When the pipeline finishes, all output files will be saved in the directory "./workdir" by default. And the output folder structure is shown as follows.

./Task/
├── Data/
├── task.json
├── task.yaml
└── workdir/
    ├── datastats.yaml
    ├── algorithm_templates
    │   ├── dints
    │   ├── segresnet
    │   ├── segresnet2d
    │   ├── swinunetr
    ├── dints_0
    │   ├── configs
    │   ├── model_fold0
    │   └── scripts
	...
    ├── segresnet_0
    │   ├── configs
    │   ├── model_fold0
    │   └── scripts
	...
    ├── segresnet2d_0
    │   ├── configs
    │   ├── model_fold0
    │   └── scripts
	...
    ├── swinunetr_0
    │   ├── configs
    │   ├── model_fold0
    │   └── scripts
    ...
    └── ensemble_output

Several important components are generated along the way.

1."datastats.yaml" is a summary of the dataset from the data analyzer. The summary report includes information such as data size, spacing, intensity distribution, etc., for a better understanding of the dataset. An example "datastats.yaml" is shown as follows.

...
stats_summary:
  image_foreground_stats:
    intensity: {max: 1326.0, mean: 353.68545989990236, median: 339.03333333333336,
      min: 0.0, percentile_00_5: 94.70366643269857, percentile_10_0: 210.9, percentile_90_0: 518.3333333333334,
      percentile_99_5: 734.7439453125, stdev: 122.72876790364583}
  image_stats:
    channels:
      max: 2
      mean: 2.0
      median: 2.0
      min: 2
      percentile: [2, 2, 2, 2]
      percentile_00_5: 2
      percentile_10_0: 2
      percentile_90_0: 2
      percentile_99_5: 2
      stdev: 0.0
    intensity: {max: 2965.0, mean: 307.1866872151693, median: 239.9, min: 0.0, percentile_00_5: 1.5333333333333334,
      percentile_10_0: 54.53333333333333, percentile_90_0: 649.3333333333334, percentile_99_5: 1044.0333333333333,
      stdev: 238.39599100748697}
    shape:
      max: [384, 384, 24]
      mean: [317.8666666666667, 317.8666666666667, 18.8]
...

2."algorithm_templates" are the algorithm templates that used to generate actual algorithm bundle folders with information from data statistics.

3."dints_x", "segresnet_x", "segresnet2d_x", "swinunetr_x" are automically generated 5-fold MONAI bundle based on established networks and well-tuned training recipes. They are self-contained folder, which can be used for model training, inference, validation via executing commands in the README document of each bundle folder. More information can be referred via this link. And "model_foldx" is where checkpoints after training are saved together with training history and tensorboard event files.
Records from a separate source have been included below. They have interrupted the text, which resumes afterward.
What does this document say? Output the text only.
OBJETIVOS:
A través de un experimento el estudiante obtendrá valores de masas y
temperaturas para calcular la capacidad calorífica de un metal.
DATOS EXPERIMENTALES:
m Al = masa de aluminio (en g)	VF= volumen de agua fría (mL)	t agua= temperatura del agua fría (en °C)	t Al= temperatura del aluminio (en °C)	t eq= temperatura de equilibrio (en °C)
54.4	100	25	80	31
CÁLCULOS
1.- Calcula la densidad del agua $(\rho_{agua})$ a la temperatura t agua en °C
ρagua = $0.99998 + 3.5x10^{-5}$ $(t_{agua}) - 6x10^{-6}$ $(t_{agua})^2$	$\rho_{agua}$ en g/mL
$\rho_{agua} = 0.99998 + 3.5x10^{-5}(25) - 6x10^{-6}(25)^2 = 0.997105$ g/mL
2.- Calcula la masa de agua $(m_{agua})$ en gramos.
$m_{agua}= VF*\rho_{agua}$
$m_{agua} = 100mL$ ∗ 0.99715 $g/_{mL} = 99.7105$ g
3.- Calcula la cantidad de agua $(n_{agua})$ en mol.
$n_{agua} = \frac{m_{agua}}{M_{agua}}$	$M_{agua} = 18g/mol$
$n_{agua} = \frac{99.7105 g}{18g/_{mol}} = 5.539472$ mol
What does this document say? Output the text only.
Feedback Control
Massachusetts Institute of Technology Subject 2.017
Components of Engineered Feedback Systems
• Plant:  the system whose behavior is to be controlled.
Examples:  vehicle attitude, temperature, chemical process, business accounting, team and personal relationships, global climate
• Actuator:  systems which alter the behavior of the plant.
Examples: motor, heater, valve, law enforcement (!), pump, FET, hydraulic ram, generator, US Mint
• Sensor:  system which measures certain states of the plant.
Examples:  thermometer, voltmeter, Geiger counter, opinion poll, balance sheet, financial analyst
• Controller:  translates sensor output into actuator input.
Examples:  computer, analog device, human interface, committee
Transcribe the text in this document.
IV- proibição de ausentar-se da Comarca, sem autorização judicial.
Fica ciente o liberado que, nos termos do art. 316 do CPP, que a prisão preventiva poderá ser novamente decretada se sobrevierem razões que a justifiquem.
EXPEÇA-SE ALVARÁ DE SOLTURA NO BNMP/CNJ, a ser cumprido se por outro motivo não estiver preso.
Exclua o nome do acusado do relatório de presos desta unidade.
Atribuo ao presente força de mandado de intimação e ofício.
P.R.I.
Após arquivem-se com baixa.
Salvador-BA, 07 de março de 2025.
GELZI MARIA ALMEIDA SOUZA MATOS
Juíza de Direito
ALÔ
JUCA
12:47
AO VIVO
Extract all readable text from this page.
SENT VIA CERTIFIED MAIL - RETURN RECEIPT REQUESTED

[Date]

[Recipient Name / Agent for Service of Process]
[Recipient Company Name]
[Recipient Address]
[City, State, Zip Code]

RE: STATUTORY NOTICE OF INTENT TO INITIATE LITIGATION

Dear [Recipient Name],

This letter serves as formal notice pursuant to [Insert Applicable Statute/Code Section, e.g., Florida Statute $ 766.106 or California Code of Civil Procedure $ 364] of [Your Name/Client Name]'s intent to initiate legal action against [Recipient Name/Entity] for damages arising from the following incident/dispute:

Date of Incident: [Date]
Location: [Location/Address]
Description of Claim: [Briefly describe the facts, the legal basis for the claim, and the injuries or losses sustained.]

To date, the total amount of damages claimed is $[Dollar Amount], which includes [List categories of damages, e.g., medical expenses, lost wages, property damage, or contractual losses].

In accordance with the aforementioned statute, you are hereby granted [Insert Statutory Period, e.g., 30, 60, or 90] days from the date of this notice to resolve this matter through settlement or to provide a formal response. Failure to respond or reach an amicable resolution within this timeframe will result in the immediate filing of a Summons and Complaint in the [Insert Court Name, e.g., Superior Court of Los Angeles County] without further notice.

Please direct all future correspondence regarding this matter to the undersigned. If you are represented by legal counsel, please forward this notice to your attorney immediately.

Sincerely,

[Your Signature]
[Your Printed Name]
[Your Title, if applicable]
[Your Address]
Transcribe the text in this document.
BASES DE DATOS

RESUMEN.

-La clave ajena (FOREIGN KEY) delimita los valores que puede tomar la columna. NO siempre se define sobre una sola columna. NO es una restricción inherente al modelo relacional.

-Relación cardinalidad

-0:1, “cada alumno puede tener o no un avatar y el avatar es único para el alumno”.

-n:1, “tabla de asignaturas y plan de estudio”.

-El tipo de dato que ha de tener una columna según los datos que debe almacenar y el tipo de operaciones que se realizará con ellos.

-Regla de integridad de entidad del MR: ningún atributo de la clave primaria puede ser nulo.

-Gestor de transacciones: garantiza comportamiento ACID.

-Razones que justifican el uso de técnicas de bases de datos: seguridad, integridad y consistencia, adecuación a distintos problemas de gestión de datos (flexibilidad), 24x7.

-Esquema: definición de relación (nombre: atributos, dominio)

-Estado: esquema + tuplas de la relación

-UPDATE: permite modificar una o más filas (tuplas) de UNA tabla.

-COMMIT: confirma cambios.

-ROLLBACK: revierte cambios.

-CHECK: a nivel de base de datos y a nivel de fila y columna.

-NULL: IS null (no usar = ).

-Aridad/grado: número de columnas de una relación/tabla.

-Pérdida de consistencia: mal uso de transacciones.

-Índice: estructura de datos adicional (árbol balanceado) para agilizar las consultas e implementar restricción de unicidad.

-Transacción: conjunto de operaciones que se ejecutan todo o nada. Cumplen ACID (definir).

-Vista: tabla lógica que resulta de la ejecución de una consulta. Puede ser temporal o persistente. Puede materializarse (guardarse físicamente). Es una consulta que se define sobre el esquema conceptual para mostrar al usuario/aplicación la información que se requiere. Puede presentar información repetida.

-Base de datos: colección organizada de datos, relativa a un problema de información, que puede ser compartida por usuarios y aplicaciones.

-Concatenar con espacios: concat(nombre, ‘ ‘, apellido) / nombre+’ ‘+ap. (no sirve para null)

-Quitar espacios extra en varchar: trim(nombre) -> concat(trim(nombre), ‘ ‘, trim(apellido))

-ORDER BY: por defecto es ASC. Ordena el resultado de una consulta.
Note: if user would like to run model training paralelly with more computing resource, user can stop the pipeline after bundle folders are generated and executed model training via commands in the README document of each bundle folder.

4."predictions_testing" are the predictions for the test data (with "test" key in the data list) from model ensemble. By default, We select the best model/algorithm from each fold for ensemble.